Study Lays Bare Residents' E-Medication Prescribing Errors

Publication
Article
Pharmacy TimesApril 2019 Mental Health
Volume 85
Issue 4

Takeaways include ensuring additional supervision, consultation, and continued pharmacy support.

In academic teaching hospitals, medical residents typically enter most of their medication orders for patients by using electronic prescribing systems. However, little is known about the association between the residents’ level of training and the frequency of medication prescribing errors or when they occur. A recent study helps shed light on these errors.

The results of a retrospective cohort study on medication e-prescribing errors made by 335 internal medicine residents in an academic medical center were published in the January 2019 issue of Southern Medical Journal.1 The study looked at more than 1.7 million inpatient electronic medication orders placed from 2011 to 2015. The objectives of the study were to analyze the frequency and types of resident medication e-prescribing errors, their association with the postgraduate year (PGY) of residency training, and the time of day and month that the errors occurred.

Here are highlights of the study1:

Frequency and Harm

Pharmacists identified an error in about 4% of the residents’ medication orders. None of the errors resulted in patient harm, because the pharmacists identified and corrected them before the medications reached the patients.

Medications

Medication classes associated with the highest rates of pharmacy-detected errors were antimicrobials (14%), anticoagulants (9%), colony-stimulating factor agents (8%), biologicals (8%), and antidotes (6%). Among these medications:

  • Errors with antimicrobials were most often associated with lack of renal dose adjustments/monitoring (69%), incomplete or unclear orders (17%), and allergies (5%)
  • Errors with anticoagulants were most often associated with lack of renal dose adjustments/monitoring (65%), duplicate therapy (18%), and incomplete or unclear (14%).
  • Aside from antimicrobials and anticoagulants, medications prescribed infrequently by residents had the highest rates of prescribing errors.

Timing

  • Errors were most frequent in August and least frequent in July.
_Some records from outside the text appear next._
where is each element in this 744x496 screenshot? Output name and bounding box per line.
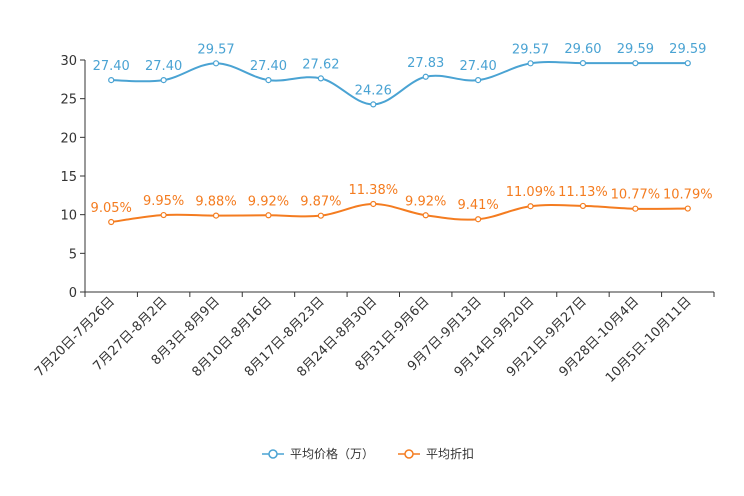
data-label: 29.57: [197, 42, 234, 57]
data-label: 9.88%: [195, 195, 236, 210]
data-point[interactable]: [370, 101, 377, 108]
legend-marker-icon: [268, 449, 278, 459]
y-tick-label: 5: [69, 247, 77, 262]
data-point[interactable]: [160, 211, 167, 219]
data-label: 11.13%: [558, 185, 608, 200]
series-2: 9.05% 9.95% 9.88% 9.92% 9.87% 11.38% 9.92% 9.41…: [91, 183, 713, 226]
data-point[interactable]: [265, 212, 272, 219]
data-label: 27.62: [302, 57, 339, 72]
legend[interactable]: 平均价格（万） 平均折扣: [262, 446, 474, 461]
data-point[interactable]: [108, 218, 115, 226]
legend-item-2[interactable]: 平均折扣: [398, 446, 474, 461]
data-label: 9.87%: [300, 195, 341, 210]
data-point[interactable]: [422, 73, 429, 80]
data-point[interactable]: [684, 60, 691, 67]
data-label: 27.40: [460, 59, 497, 74]
data-label: 24.26: [355, 83, 392, 98]
data-label: 9.41%: [457, 198, 498, 213]
data-point[interactable]: [527, 60, 534, 67]
y-tick-label: 0: [69, 286, 77, 301]
data-label: 9.92%: [405, 194, 446, 209]
data-label: 27.40: [145, 59, 182, 74]
data-point[interactable]: [212, 60, 220, 67]
y-tick-label: 10: [60, 209, 77, 224]
data-point[interactable]: [475, 77, 482, 84]
data-point[interactable]: [632, 205, 639, 212]
data-label: 29.59: [617, 42, 654, 57]
data-point[interactable]: [579, 59, 587, 67]
y-tick-label: 15: [60, 170, 77, 185]
data-label: 11.09%: [506, 185, 556, 200]
data-label: 10.79%: [663, 188, 713, 203]
data-label: 11.38%: [349, 183, 399, 198]
data-point[interactable]: [317, 212, 324, 219]
data-label: 9.05%: [91, 201, 132, 216]
series-line: [111, 202, 688, 224]
data-label: 10.77%: [611, 188, 661, 203]
legend-marker-icon: [404, 449, 414, 459]
data-point[interactable]: [632, 60, 639, 67]
data-point[interactable]: [212, 212, 220, 219]
data-label: 9.92%: [248, 194, 289, 209]
data-point[interactable]: [160, 77, 167, 84]
data-label: 27.40: [250, 59, 287, 74]
data-point[interactable]: [108, 77, 115, 84]
data-point[interactable]: [475, 216, 482, 223]
data-label: 9.95%: [143, 194, 184, 209]
legend-label: 平均价格（万）: [290, 446, 374, 461]
data-point[interactable]: [422, 212, 429, 219]
series-layer: 27.40 27.40 29.57 27.40 27.62 24.26 27.83 27.40…: [91, 42, 713, 226]
data-point[interactable]: [579, 202, 587, 210]
data-point[interactable]: [370, 200, 377, 208]
data-point[interactable]: [684, 205, 691, 212]
data-point[interactable]: [317, 75, 324, 82]
y-tick-label: 25: [60, 93, 77, 108]
legend-item-1[interactable]: 平均价格（万）: [262, 446, 374, 461]
series-1: 27.40 27.40 29.57 27.40 27.62 24.26 27.83 27.40…: [93, 42, 706, 108]
data-point[interactable]: [527, 203, 534, 210]
y-tick-label: 30: [60, 54, 77, 69]
data-label: 29.60: [564, 42, 601, 57]
data-point[interactable]: [265, 77, 272, 84]
data-label: 29.57: [512, 42, 549, 57]
data-label: 27.40: [93, 59, 130, 74]
data-label: 29.59: [669, 42, 706, 57]
y-tick-label: 20: [60, 131, 77, 146]
data-label: 27.83: [407, 56, 444, 71]
legend-label: 平均折扣: [426, 446, 474, 461]
series-line: [111, 60, 688, 106]
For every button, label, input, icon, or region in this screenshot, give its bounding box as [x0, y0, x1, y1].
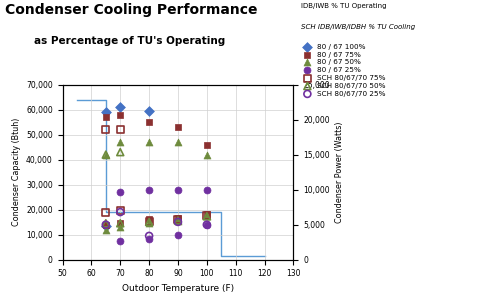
Point: [145, 108, 153, 113]
Point: [203, 214, 210, 219]
Point: [174, 218, 181, 223]
Point: [116, 221, 124, 226]
Point: [116, 221, 124, 226]
Text: Condenser Cooling Performance: Condenser Cooling Performance: [5, 3, 257, 17]
Point: [203, 212, 210, 217]
Point: [102, 110, 109, 114]
Point: [116, 127, 124, 132]
Legend: 80 / 67 100%, 80 / 67 75%, 80 / 67 50%, 80 / 67 25%, SCH 80/67/70 75%, SCH 80/67: 80 / 67 100%, 80 / 67 75%, 80 / 67 50%, …: [299, 43, 385, 98]
Text: IDB/IWB % TU Operating: IDB/IWB % TU Operating: [300, 3, 385, 9]
Point: [116, 150, 124, 155]
Point: [203, 214, 210, 219]
Point: [116, 238, 124, 243]
Point: [102, 222, 109, 227]
Point: [174, 220, 181, 224]
Point: [145, 236, 153, 241]
Point: [203, 142, 210, 147]
Point: [116, 224, 124, 229]
Point: [116, 190, 124, 194]
Point: [102, 210, 109, 214]
Point: [174, 215, 181, 220]
Point: [174, 140, 181, 145]
Point: [203, 222, 210, 227]
Point: [102, 115, 109, 120]
Point: [174, 217, 181, 221]
Point: [145, 187, 153, 192]
Point: [102, 224, 109, 229]
Point: [174, 219, 181, 223]
Point: [145, 217, 153, 221]
Point: [116, 105, 124, 110]
Point: [102, 152, 109, 157]
Point: [116, 210, 124, 214]
Point: [203, 213, 210, 218]
Point: [102, 227, 109, 232]
Y-axis label: Condenser Power (Watts): Condenser Power (Watts): [335, 121, 344, 223]
Point: [174, 125, 181, 130]
Text: as Percentage of TU's Operating: as Percentage of TU's Operating: [34, 36, 225, 46]
Point: [174, 233, 181, 238]
Point: [145, 233, 153, 238]
Point: [145, 220, 153, 224]
Text: SCH IDB/IWB/IDBH % TU Cooling: SCH IDB/IWB/IDBH % TU Cooling: [300, 24, 414, 30]
Point: [102, 222, 109, 227]
Point: [102, 127, 109, 132]
Point: [145, 220, 153, 225]
Point: [174, 187, 181, 192]
Point: [203, 222, 210, 227]
X-axis label: Outdoor Temperature (F): Outdoor Temperature (F): [121, 284, 234, 293]
Point: [203, 187, 210, 192]
Point: [145, 220, 153, 224]
Point: [145, 120, 153, 124]
Y-axis label: Condenser Capacity (Btuh): Condenser Capacity (Btuh): [12, 118, 21, 226]
Point: [102, 152, 109, 157]
Point: [102, 221, 109, 226]
Point: [116, 140, 124, 145]
Point: [203, 152, 210, 157]
Point: [145, 140, 153, 145]
Point: [116, 112, 124, 117]
Point: [116, 208, 124, 213]
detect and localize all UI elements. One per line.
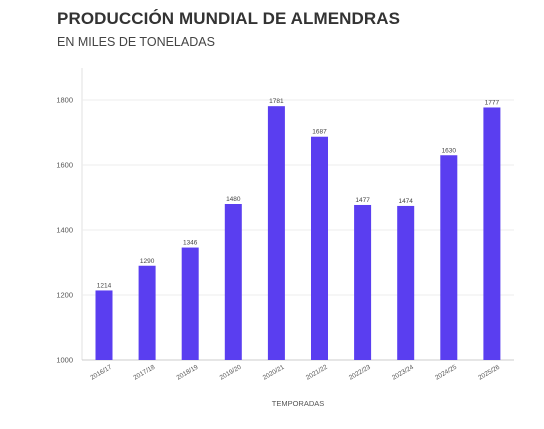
x-tick-label: 2018/19 (176, 364, 200, 382)
x-tick-label: 2025/26 (477, 364, 501, 382)
x-axis: 2016/17 2017/18 2018/19 2019/20 2020/21 2021/… (89, 364, 501, 382)
bar-series (95, 106, 501, 360)
bar-value-label: 1214 (97, 282, 112, 289)
y-tick-label: 1200 (56, 291, 73, 300)
bar-value-label: 1630 (442, 147, 457, 154)
x-tick-label: 2022/23 (348, 364, 372, 382)
bar-value-label: 1781 (269, 98, 284, 105)
bar (224, 204, 242, 360)
bar-value-label: 1474 (398, 198, 413, 205)
bar-value-label: 1480 (226, 196, 241, 203)
x-tick-label: 2024/25 (434, 364, 458, 382)
bar (483, 107, 501, 360)
bar-value-label: 1346 (183, 240, 198, 247)
bar-value-label: 1687 (312, 129, 327, 136)
bar (440, 155, 458, 360)
chart-title: PRODUCCIÓN MUNDIAL DE ALMENDRAS (57, 9, 401, 28)
bar (267, 106, 285, 360)
bar (181, 247, 199, 360)
bar-value-label: 1290 (140, 258, 155, 265)
y-axis: 1000 1200 1400 1600 1800 (56, 96, 73, 365)
y-tick-label: 1800 (56, 96, 73, 105)
y-tick-label: 1600 (56, 161, 73, 170)
bar-value-label: 1777 (485, 99, 500, 106)
data-labels: 1214 1290 1346 1480 1781 1687 1477 1474 1630 1777 (97, 98, 500, 289)
x-tick-label: 2017/18 (132, 364, 156, 382)
x-tick-label: 2023/24 (391, 364, 415, 382)
bar-value-label: 1477 (355, 197, 370, 204)
x-axis-title: TEMPORADAS (272, 399, 325, 408)
y-tick-label: 1400 (56, 226, 73, 235)
bar (138, 265, 156, 360)
bar (311, 136, 328, 360)
y-tick-label: 1000 (56, 356, 73, 365)
x-tick-label: 2020/21 (262, 364, 286, 382)
x-tick-label: 2019/20 (219, 364, 243, 382)
chart-subtitle: EN MILES DE TONELADAS (57, 35, 215, 49)
bar (95, 290, 113, 360)
bar (397, 205, 415, 360)
bar (354, 204, 372, 360)
x-tick-label: 2021/22 (305, 364, 329, 382)
x-tick-label: 2016/17 (89, 364, 113, 382)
The researchers thought that the lower error rates in July could be because of heightened supervision during the first month of residency training and higher error rates in August could be the result of residents’ growing confidence and realization that all medication orders are verified by a pharmacist.
  • Resident errors were highest during the day. They peaked in the morning, which the researchers thought might be the result of the type and volume of daytime orders and multitasking.
  • Resident errors were less frequent than expected during transition periods, such as 7-9 am and 5-7 pm, which the researchers thought could be because of the use of handoff tools (eg, SBAR [Situation, Background, Assessment, Recommendation]) or failure to detect errors that originate during transition periods, because they may not manifest right away.

Training Level

  • PGY-1 and PGY-3 residents committed more errors than PGY-2 residents. Researchers suggested this difference may be related to fewer consultations with others before placing orders, an increase in patient and therapy complexities, and knowledge decay.
  • The highest frequency of medication e-prescribing errors occurred during PGY 1. The researchers thought that the decrease in errors observed between PGY 1 and PGY 2 could be the result of better medication knowledge and familiarity with the electronic health record (EHR).

Types

  • Overall, and for each PGY level, the most common errors were failure to adjust dosing or monitor for renal impairment (40%), incomplete or unclear orders that needed clarification (27%), duplicate therapy (25%), drug interaction (5%), and prescribing a drug to which a patient may be allergic (4%)

STUDY TAKEAWAYS1

Add resident supervision. Although autonomy fosters resident learning, do not withdraw resident supervision after the first month of training. The timing of errors suggests the need for increased supervision in August and September, not just in July.

Continue pharmacy support. The frequency of resident e-prescribing errors underscores the need and value of ongoing pharmacy review of all residents’ medication orders, particularly given the widespread fatigue that contributes to bypassing EHR error detection functionality.

Educate residents. Inform them about common errors when ordering certain types of medications, particularly anticoagulants, antidotes, antimicrobials, biologicals, and colony-stimulating factor agents, as well as the different types of errors seen with com- monly versus less commonly prescribed medications.

Encourage consultation. Urge PGY-3 residents to consult with other health care professionals when caring for complex patients or ordering medications prescribed infrequently.

Strengthen renal dosing/monitoring capabilities. Establish a reliable plan to ensure medication dose adjustment and monitoring for patients with renal impairment, particularly when certain anti-coagulants and antimicrobials are prescribed. One way to accomplish this is with a pharmacy renal dosing protocol that targets at-risk patients and medications.

REFERENCE

Garber A, Nowacki AS, Chaitoff A, et al. Frequency, timing, and types of medication ordering errors made by residents in the electronic medical records era. South Med J. 2019;112(1):25-31. doi: 10.14423/SMJ.0000000000000923.

Michael J. Gaunt, PharmD, is a medication safety analyst and the editor of ISMP Medication Safety Alert! Community/ Ambulatory Care Edition.